The site is updated infrequently, so I could run the index manually when I update the site, but if it ran on a timer that'd be fine as well.

So where can I get this for free :) ?

Seriously, I'm looking at TSEP right now, and will do some tests today with it. But I'm a novice (at best) when it comes to php and the like, so any advice would be helpful.

Gracias.

Eagle66
03-03-2011, 03:17 PM
IBM OmniFind Yahoo! Edition
http://omnifind.ibm.yahoo.net/productinfo.php

- Free
- Linux RedHat or Windows Operating Systems
- works as designed
- Product is end-of-live
- max. 500,000 documents
- works for 200 file types
- no support

:) :hey:

BlueApple
03-03-2011, 03:38 PM
Thanks Eagle66, I will look into that :)

Hopper
03-03-2011, 04:26 PM
Google Search Appliance (http://www.google.com/enterprise/search/gsa.html) ... It's the only Intranet search engine even worth looking at.

BlueApple
03-03-2011, 05:37 PM
IBM OmniFind Yahoo! Edition
Clicking on Installation Guide returns an error- that does not bode well. I shall read more.

Google Search Appliance
This looks perfect, except for the price. It'd be easier to persuade my boss to let me put a search engine on our site if there was a free open source solution. Perhaps one gets what they pay for in this situation.

Matt
03-04-2011, 06:56 PM
I'm interesting in any easy to integrate tech too.

Pixelthekid
03-04-2011, 07:52 PM
Maybe Lucene by the Apache Foundation?
http://lucene.apache.org/java/docs/index.html

There are plugins to handle PDF, Word, etc. Free and pretty decent.

Hopper
03-04-2011, 11:02 PM
Maybe Lucene by the Apache Foundation?
http://lucene.apache.org/java/docs/index.html
We had done a bit of research and even attempted to use Lucene during our first go-'round, but it still remains to be an extremely inferior design. The Apache page claims that it is considered to be "high performance", but we beg to differ. According to index times, it is over 120 times slower on index retrievals and quantity partitions. They are still using an old TF/IDF ranking system (Excite search engine used to use that ... remember them? .. Didn't think so..). So even when it found documents that you want, if your document shared any commonality with more than 10 other documents, the chances you will find it first is about 20%. So if you had 200 documents that shared rankings, you might find your document after going through over 160 of them first.

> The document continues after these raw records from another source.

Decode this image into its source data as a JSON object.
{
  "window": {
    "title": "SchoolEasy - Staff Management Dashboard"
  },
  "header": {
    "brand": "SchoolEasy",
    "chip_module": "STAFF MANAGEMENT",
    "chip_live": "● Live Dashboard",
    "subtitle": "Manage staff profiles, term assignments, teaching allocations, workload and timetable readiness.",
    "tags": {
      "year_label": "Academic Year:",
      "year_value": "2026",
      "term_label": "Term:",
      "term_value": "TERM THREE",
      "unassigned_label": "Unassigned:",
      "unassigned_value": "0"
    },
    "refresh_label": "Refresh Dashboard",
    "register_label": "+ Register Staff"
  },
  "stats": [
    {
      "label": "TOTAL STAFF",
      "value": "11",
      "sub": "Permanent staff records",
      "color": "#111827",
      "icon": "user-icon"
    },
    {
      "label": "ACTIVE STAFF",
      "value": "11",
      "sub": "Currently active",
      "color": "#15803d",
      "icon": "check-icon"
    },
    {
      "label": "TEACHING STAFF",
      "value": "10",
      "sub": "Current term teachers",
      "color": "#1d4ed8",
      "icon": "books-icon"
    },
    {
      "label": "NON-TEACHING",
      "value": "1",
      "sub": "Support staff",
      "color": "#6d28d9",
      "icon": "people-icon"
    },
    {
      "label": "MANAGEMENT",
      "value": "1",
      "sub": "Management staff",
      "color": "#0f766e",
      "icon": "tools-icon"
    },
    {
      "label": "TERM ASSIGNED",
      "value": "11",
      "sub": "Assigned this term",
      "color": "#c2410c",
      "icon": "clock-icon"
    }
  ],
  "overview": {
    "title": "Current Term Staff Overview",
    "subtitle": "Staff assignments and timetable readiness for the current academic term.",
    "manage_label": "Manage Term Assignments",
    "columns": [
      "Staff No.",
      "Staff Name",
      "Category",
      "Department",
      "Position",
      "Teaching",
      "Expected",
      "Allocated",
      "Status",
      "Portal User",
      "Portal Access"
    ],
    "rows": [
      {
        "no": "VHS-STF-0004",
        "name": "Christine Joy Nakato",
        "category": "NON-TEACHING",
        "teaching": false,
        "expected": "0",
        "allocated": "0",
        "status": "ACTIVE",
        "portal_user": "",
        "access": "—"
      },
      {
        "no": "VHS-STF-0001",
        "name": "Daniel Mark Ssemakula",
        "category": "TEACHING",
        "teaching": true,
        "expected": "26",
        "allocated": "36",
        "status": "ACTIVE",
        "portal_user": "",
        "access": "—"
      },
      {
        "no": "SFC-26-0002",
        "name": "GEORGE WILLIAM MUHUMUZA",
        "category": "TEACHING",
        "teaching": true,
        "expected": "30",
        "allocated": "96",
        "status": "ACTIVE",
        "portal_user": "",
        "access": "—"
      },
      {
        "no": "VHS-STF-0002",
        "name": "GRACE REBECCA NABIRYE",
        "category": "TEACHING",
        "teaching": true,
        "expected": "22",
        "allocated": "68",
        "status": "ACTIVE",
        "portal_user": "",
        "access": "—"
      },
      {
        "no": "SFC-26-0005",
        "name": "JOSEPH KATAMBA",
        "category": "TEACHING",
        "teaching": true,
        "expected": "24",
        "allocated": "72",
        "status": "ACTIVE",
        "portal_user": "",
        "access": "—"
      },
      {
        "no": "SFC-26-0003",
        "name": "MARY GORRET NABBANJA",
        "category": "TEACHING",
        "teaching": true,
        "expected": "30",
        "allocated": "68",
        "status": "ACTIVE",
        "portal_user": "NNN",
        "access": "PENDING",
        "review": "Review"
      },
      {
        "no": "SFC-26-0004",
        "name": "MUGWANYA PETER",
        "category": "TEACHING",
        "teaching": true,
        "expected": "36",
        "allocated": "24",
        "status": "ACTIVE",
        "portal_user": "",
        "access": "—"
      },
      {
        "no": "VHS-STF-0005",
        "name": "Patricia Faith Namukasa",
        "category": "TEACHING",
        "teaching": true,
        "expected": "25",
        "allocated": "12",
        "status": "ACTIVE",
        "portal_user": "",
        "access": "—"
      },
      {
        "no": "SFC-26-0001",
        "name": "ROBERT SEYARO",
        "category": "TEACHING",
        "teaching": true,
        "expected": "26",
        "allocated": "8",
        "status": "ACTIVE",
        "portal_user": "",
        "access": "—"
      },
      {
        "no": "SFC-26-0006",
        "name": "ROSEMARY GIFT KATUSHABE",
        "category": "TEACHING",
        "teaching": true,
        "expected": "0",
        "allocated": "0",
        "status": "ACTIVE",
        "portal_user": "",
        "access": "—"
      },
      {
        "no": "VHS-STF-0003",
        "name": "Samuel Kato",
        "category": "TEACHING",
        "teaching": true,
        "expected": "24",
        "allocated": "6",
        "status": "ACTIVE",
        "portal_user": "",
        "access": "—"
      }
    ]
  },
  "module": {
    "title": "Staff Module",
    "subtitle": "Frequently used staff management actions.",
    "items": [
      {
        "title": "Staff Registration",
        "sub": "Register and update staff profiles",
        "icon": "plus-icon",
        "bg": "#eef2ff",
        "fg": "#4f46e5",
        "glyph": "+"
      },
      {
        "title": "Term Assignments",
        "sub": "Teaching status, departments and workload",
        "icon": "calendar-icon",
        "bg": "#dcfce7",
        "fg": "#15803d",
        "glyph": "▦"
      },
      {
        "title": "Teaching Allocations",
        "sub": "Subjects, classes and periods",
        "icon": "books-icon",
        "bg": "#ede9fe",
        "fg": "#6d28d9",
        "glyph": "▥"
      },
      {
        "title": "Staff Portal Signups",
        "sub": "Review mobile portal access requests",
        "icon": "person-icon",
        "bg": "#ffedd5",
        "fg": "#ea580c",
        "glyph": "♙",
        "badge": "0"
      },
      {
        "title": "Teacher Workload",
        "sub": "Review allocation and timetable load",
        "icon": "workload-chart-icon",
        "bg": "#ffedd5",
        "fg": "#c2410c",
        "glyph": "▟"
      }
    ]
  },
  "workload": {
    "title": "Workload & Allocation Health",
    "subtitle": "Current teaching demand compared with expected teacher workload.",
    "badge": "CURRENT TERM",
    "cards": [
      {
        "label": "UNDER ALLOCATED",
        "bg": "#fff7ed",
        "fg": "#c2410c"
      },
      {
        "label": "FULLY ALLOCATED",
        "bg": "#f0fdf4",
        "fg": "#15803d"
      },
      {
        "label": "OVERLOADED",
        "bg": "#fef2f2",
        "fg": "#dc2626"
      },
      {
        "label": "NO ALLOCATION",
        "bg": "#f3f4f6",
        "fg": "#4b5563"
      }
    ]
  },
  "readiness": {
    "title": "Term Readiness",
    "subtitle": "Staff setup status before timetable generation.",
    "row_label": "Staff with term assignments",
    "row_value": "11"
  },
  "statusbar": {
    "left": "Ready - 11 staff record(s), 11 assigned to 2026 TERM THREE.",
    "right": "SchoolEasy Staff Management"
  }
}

And once you got over 256GB of index data, it usually cratered. these days, that's not as much as you think it is.

So .. just an FYI in case you are still interested. There are a handful of solutions out there, and they all work fairly well at low volumes, but once you really start to amass some serious volumes... there are only 1 or 2 that will maintain an acceptable performance level.